Read in Abacus edition.

This non-fiction novel (Capote's term for it) describes the murder of the Clutter family, a mid-Western American family, and the subsequent arrest, conviction, and execution of their killers, Hickock and Smith.

It's a banal and senseless murder, and despite the meticulous way it is reconstructed by Capote he never really gets close to explaining why the killing took place. The motive is one sense is quite simple - theft, and an attempt to cover their tracks - no witnesses - but it takes a certain deranged quality to murder four helpless people 'in cold blood', and it is that aspect of the killings that remains elusive. Towards the end of the book Capote hints at the possibility that Smith, the actual killer of all four family members, was triggered to commit the killings by some resemblance between the first of the family to die, the father, Herb, and an authority figure in his (Smith's) past, but the idea is only mentioned in passing and is not followed through.

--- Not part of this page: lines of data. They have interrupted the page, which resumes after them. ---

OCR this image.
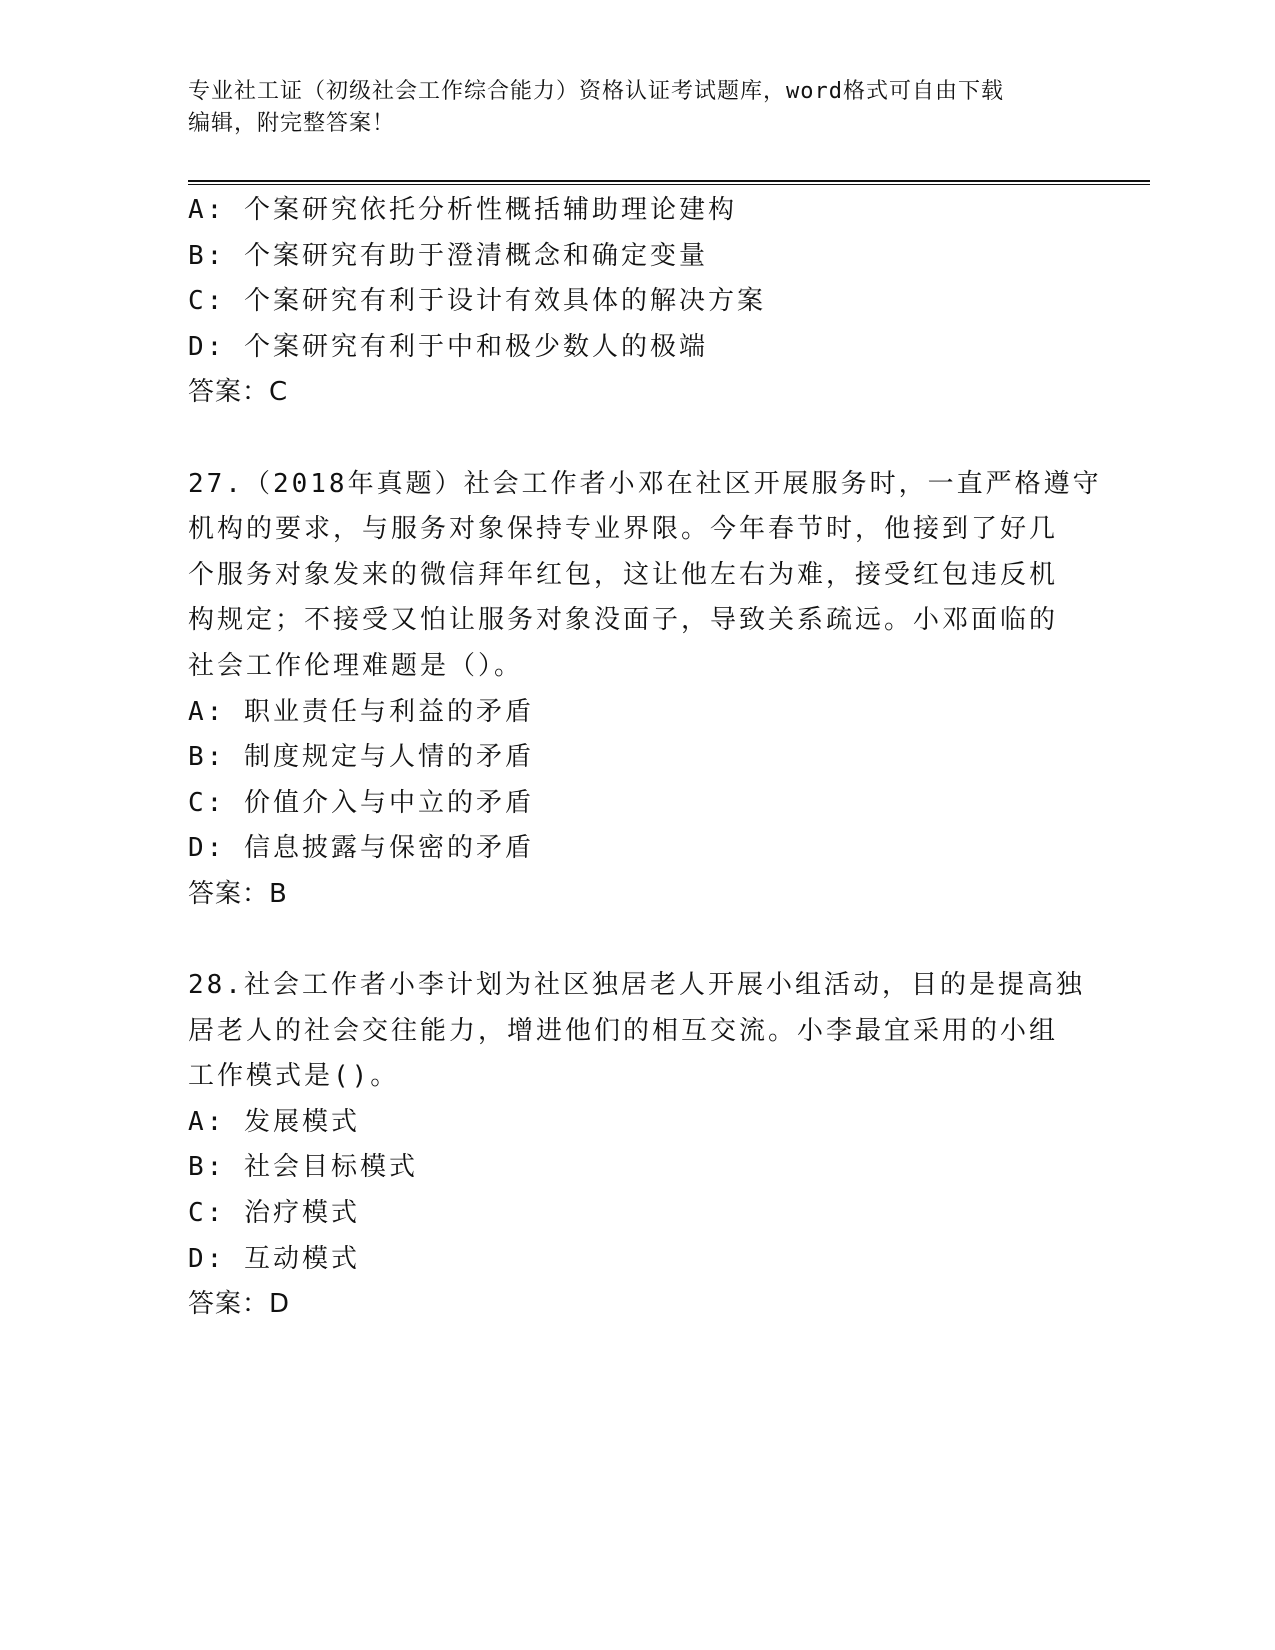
专业社工证（初级社会工作综合能力）资格认证考试题库，word格式可自由下载
编辑，附完整答案！
A: 个案研究依托分析性概括辅助理论建构
B: 个案研究有助于澄清概念和确定变量
C: 个案研究有利于设计有效具体的解决方案
D: 个案研究有利于中和极少数人的极端
答案：C
27.（2018年真题）社会工作者小邓在社区开展服务时，一直严格遵守
机构的要求，与服务对象保持专业界限。今年春节时，他接到了好几
个服务对象发来的微信拜年红包，这让他左右为难，接受红包违反机
构规定；不接受又怕让服务对象没面子，导致关系疏远。小邓面临的
社会工作伦理难题是（）。
A: 职业责任与利益的矛盾
B: 制度规定与人情的矛盾
C: 价值介入与中立的矛盾
D: 信息披露与保密的矛盾
答案：B
28.社会工作者小李计划为社区独居老人开展小组活动，目的是提高独
居老人的社会交往能力，增进他们的相互交流。小李最宜采用的小组
工作模式是()。
A: 发展模式
B: 社会目标模式
C: 治疗模式
D: 互动模式
答案：D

A non-fiction novel is arguably a contradiction in terms - novels are by their nature works of imagination. Of course many novels take as their starting point something factual, either in the public domain or the author's personal lives, so in one sense Capote simply takes this idea and develops it. But the reader is left uncertain as to what extent the description of events - including detailed conversations, and accounts of the characters' thought processes - are 'as imagined' by Capote, and which are based upon interviews with the participants and other research. The novel is sub-titled 'A true account of a multiple murder and its consequences', and in a short acknowledgements section Capote claims "All the material in this book not derived from my own observation is either taken from official records or is the result of interviews with the persons directly concerned, more often than not numerous interviews conducted over a considerable period of time". But apart from this acknowledgement, Capote erases any trace of himself from this novel - there is never any mention of "when I spoke to him" or "later he told me that...". In reality this invisibility is misleading - his presence would have had some impact, particularly long after the crime when the appeals process was coming to a conclusion. The 'support' of a celebrity writer would have had an impact, and of course people more cynical than me have pointed out that Capote had an interest in the final execution of Smith and Hickock, giving him the ending his novel needed.

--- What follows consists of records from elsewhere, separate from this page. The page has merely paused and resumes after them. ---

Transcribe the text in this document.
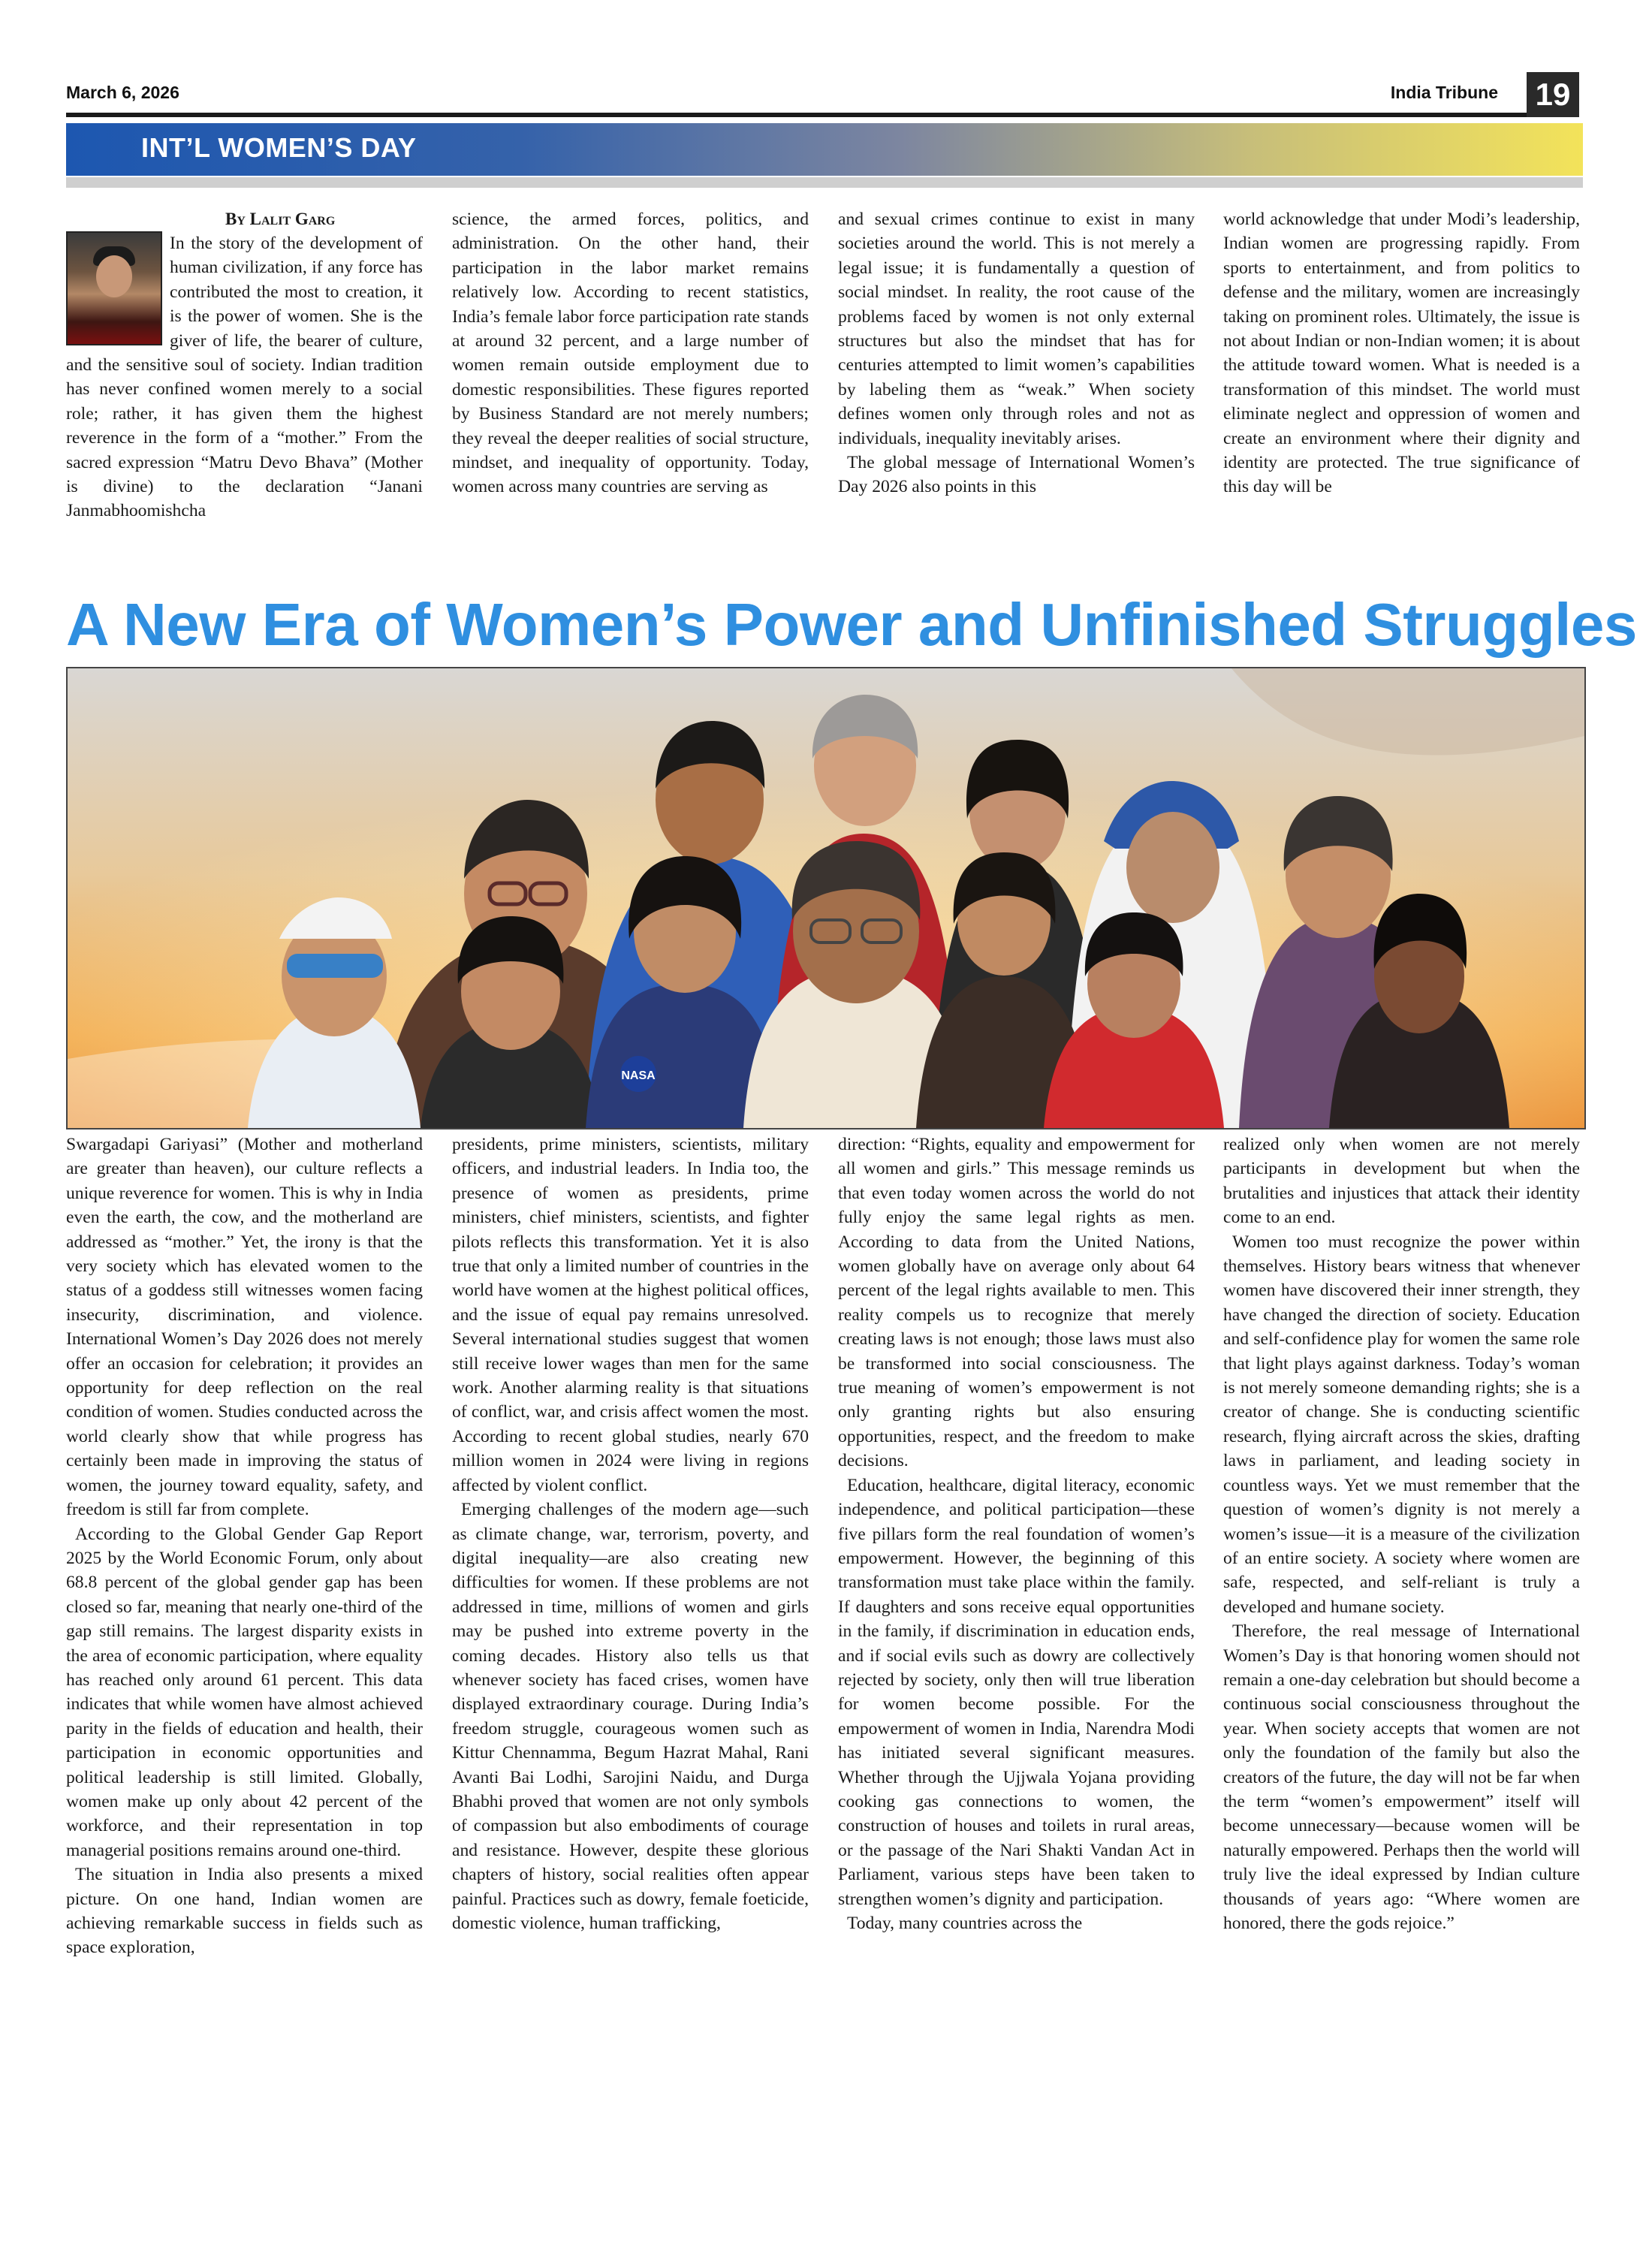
March 6, 2026	India Tribune 19
INT’L WOMEN’S DAY

By Lalit Garg

In the story of the development of human civilization, if any force has contributed the most to creation, it is the power of women. She is the giver of life, the bearer of culture, and the sensitive soul of society. Indian tradition has never confined women merely to a social role; rather, it has given them the highest reverence in the form of a “mother.” From the sacred expression “Matru Devo Bhava” (Mother is divine) to the declaration “Janani Janmabhoomishcha

science, the armed forces, politics, and administration. On the other hand, their participation in the labor market remains relatively low. According to recent statistics, India’s female labor force participation rate stands at around 32 percent, and a large number of women remain outside employment due to domestic responsibilities. These figures reported by Business Standard are not merely numbers; they reveal the deeper realities of social structure, mindset, and inequality of opportunity. Today, women across many countries are serving as

and sexual crimes continue to exist in many societies around the world. This is not merely a legal issue; it is fundamentally a question of social mindset. In reality, the root cause of the problems faced by women is not only external structures but also the mindset that has for centuries attempted to limit women’s capabilities by labeling them as “weak.” When society defines women only through roles and not as individuals, inequality inevitably arises.

The global message of International Women’s Day 2026 also points in this

world acknowledge that under Modi’s leadership, Indian women are progressing rapidly. From sports to entertainment, and from politics to defense and the military, women are increasingly taking on prominent roles. Ultimately, the issue is not about Indian or non-Indian women; it is about the attitude toward women. What is needed is a transformation of this mindset. The world must eliminate neglect and oppression of women and create an environment where their dignity and identity are protected. The true significance of this day will be

A New Era of Women’s Power and Unfinished Struggles
NASA

Swargadapi Gariyasi” (Mother and motherland are greater than heaven), our culture reflects a unique reverence for women. This is why in India even the earth, the cow, and the motherland are addressed as “mother.” Yet, the irony is that the very society which has elevated women to the status of a goddess still witnesses women facing insecurity, discrimination, and violence. International Women’s Day 2026 does not merely offer an occasion for celebration; it provides an opportunity for deep reflection on the real condition of women. Studies conducted across the world clearly show that while progress has certainly been made in improving the status of women, the journey toward equality, safety, and freedom is still far from complete.

According to the Global Gender Gap Report 2025 by the World Economic Forum, only about 68.8 percent of the global gender gap has been closed so far, meaning that nearly one-third of the gap still remains. The largest disparity exists in the area of economic participation, where equality has reached only around 61 percent. This data indicates that while women have almost achieved parity in the fields of education and health, their participation in economic opportunities and political leadership is still limited. Globally, women make up only about 42 percent of the workforce, and their representation in top managerial positions remains around one-third.

The situation in India also presents a mixed picture. On one hand, Indian women are achieving remarkable success in fields such as space exploration,

presidents, prime ministers, scientists, military officers, and industrial leaders. In India too, the presence of women as presidents, prime ministers, chief ministers, scientists, and fighter pilots reflects this transformation. Yet it is also true that only a limited number of countries in the world have women at the highest political offices, and the issue of equal pay remains unresolved. Several international studies suggest that women still receive lower wages than men for the same work. Another alarming reality is that situations of conflict, war, and crisis affect women the most. According to recent global studies, nearly 670 million women in 2024 were living in regions affected by violent conflict.

Emerging challenges of the modern age—such as climate change, war, terrorism, poverty, and digital inequality—are also creating new difficulties for women. If these problems are not addressed in time, millions of women and girls may be pushed into extreme poverty in the coming decades. History also tells us that whenever society has faced crises, women have displayed extraordinary courage. During India’s freedom struggle, courageous women such as Kittur Chennamma, Begum Hazrat Mahal, Rani Avanti Bai Lodhi, Sarojini Naidu, and Durga Bhabhi proved that women are not only symbols of compassion but also embodiments of courage and resistance. However, despite these glorious chapters of history, social realities often appear painful. Practices such as dowry, female foeticide, domestic violence, human trafficking,

direction: “Rights, equality and empowerment for all women and girls.” This message reminds us that even today women across the world do not fully enjoy the same legal rights as men. According to data from the United Nations, women globally have on average only about 64 percent of the legal rights available to men. This reality compels us to recognize that merely creating laws is not enough; those laws must also be transformed into social consciousness. The true meaning of women’s empowerment is not only granting rights but also ensuring opportunities, respect, and the freedom to make decisions.

Education, healthcare, digital literacy, economic independence, and political participation—these five pillars form the real foundation of women’s empowerment. However, the beginning of this transformation must take place within the family. If daughters and sons receive equal opportunities in the family, if discrimination in education ends, and if social evils such as dowry are collectively rejected by society, only then will true liberation for women become possible. For the empowerment of women in India, Narendra Modi has initiated several significant measures. Whether through the Ujjwala Yojana providing cooking gas connections to women, the construction of houses and toilets in rural areas, or the passage of the Nari Shakti Vandan Act in Parliament, various steps have been taken to strengthen women’s dignity and participation.

Today, many countries across the

realized only when women are not merely participants in development but when the brutalities and injustices that attack their identity come to an end.

Women too must recognize the power within themselves. History bears witness that whenever women have discovered their inner strength, they have changed the direction of society. Education and self-confidence play for women the same role that light plays against darkness. Today’s woman is not merely someone demanding rights; she is a creator of change. She is conducting scientific research, flying aircraft across the skies, drafting laws in parliament, and leading society in countless ways. Yet we must remember that the question of women’s dignity is not merely a women’s issue—it is a measure of the civilization of an entire society. A society where women are safe, respected, and self-reliant is truly a developed and humane society.

Therefore, the real message of International Women’s Day is that honoring women should not remain a one-day celebration but should become a continuous social consciousness throughout the year. When society accepts that women are not only the foundation of the family but also the creators of the future, the day will not be far when the term “women’s empowerment” itself will become unnecessary—because women will be naturally empowered. Perhaps then the world will truly live the ideal expressed by Indian culture thousands of years ago: “Where women are honored, there the gods rejoice.”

My instinct is that wherever possible Capote stuck to the facts, as they could be verified. The killing is banal and there is no attempt to sensationalise it - in some ways quite the opposite, because Hickock's sexual perversions are glossed over, the executions when they finally come, is over in three or four pages, and while the murders are described in detail, this is done with as much sensitivity as possible in the circumstances. Capote tells the story of the killings murders themselves through Smith's confession - had the murders been described by anyone else the terror of the victim's would have been unavoidable, but because he was simply unable to share any real empathy with them it is (slightly) easier to bear.

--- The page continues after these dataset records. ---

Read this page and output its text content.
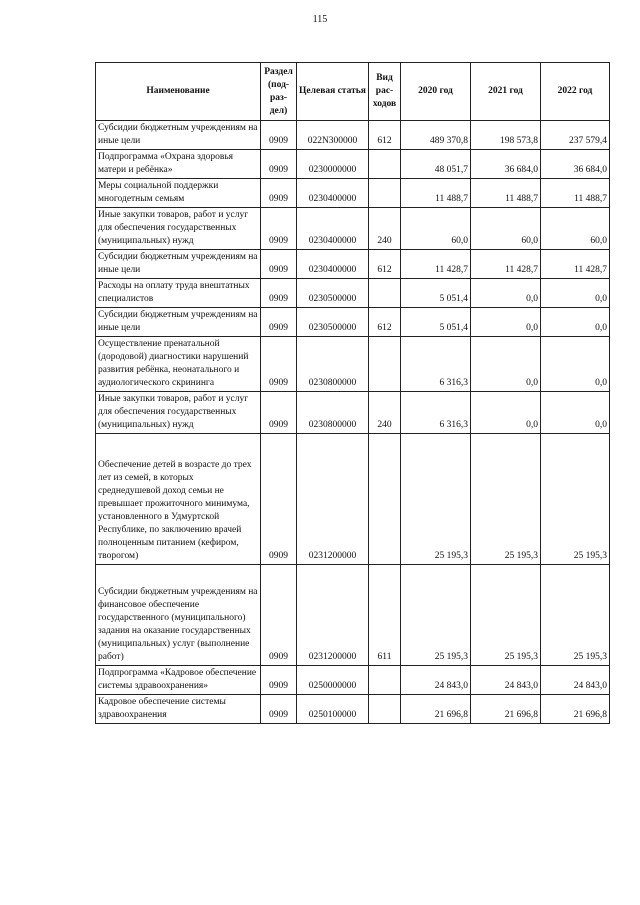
115
Наименование	Раздел (под-раз-дел)	Целевая статья	Вид рас-ходов	2020 год	2021 год	2022 год
Субсидии бюджетным учреждениям на иные цели	0909	022N300000	612	489 370,8	198 573,8	237 579,4
Подпрограмма «Охрана здоровья матери и ребёнка»	0909	0230000000		48 051,7	36 684,0	36 684,0
Меры социальной поддержки многодетным семьям	0909	0230400000		11 488,7	11 488,7	11 488,7
Иные закупки товаров, работ и услуг для обеспечения государственных (муниципальных) нужд	0909	0230400000	240	60,0	60,0	60,0
Субсидии бюджетным учреждениям на иные цели	0909	0230400000	612	11 428,7	11 428,7	11 428,7
Расходы на оплату труда внештатных специалистов	0909	0230500000		5 051,4	0,0	0,0
Субсидии бюджетным учреждениям на иные цели	0909	0230500000	612	5 051,4	0,0	0,0
Осуществление пренатальной (дородовой) диагностики нарушений развития ребёнка, неонатального и аудиологического скрининга	0909	0230800000		6 316,3	0,0	0,0
Иные закупки товаров, работ и услуг для обеспечения государственных (муниципальных) нужд	0909	0230800000	240	6 316,3	0,0	0,0
Обеспечение детей в возрасте до трех лет из семей, в которых среднедушевой доход семьи не превышает прожиточного минимума, установленного в Удмуртской Республике, по заключению врачей полноценным питанием (кефиром, творогом)	0909	0231200000		25 195,3	25 195,3	25 195,3
Субсидии бюджетным учреждениям на финансовое обеспечение государственного (муниципального) задания на оказание государственных (муниципальных) услуг (выполнение работ)	0909	0231200000	611	25 195,3	25 195,3	25 195,3
Подпрограмма «Кадровое обеспечение системы здравоохранения»	0909	0250000000		24 843,0	24 843,0	24 843,0
Кадровое обеспечение системы здравоохранения	0909	0250100000		21 696,8	21 696,8	21 696,8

Without wishing to labour the point, I find the form of this novel uncomfortable. Documentary recreations of crimes, where the known events are supported by evidence of one form or another ('according to a witness statement', 'in evidence, Smith said', the coroner's report said, etc.) allow the reader to judge for themselves the extent to which this the report is accurate. Similarly, imaginative recreations where the author attempts to step into the shoes of the characters and capture what it must have felt like to be present and involved in the crime, are another legitimate form. But this is a halfway house between these two forms, where some of the scenes are fictional (Dewey, the lead investigator, is shown at the end of the novel meeting one of Nancy Clutter's friends at her grave - he subsequently denied that ever happened) and others likely to be based upon conversations and interviews with the participants where their accuracy can never be tested. If the end result gave us an insight into crimes of this kind then the effort could perhaps be justified - but eventually all we learn is the banality of evil.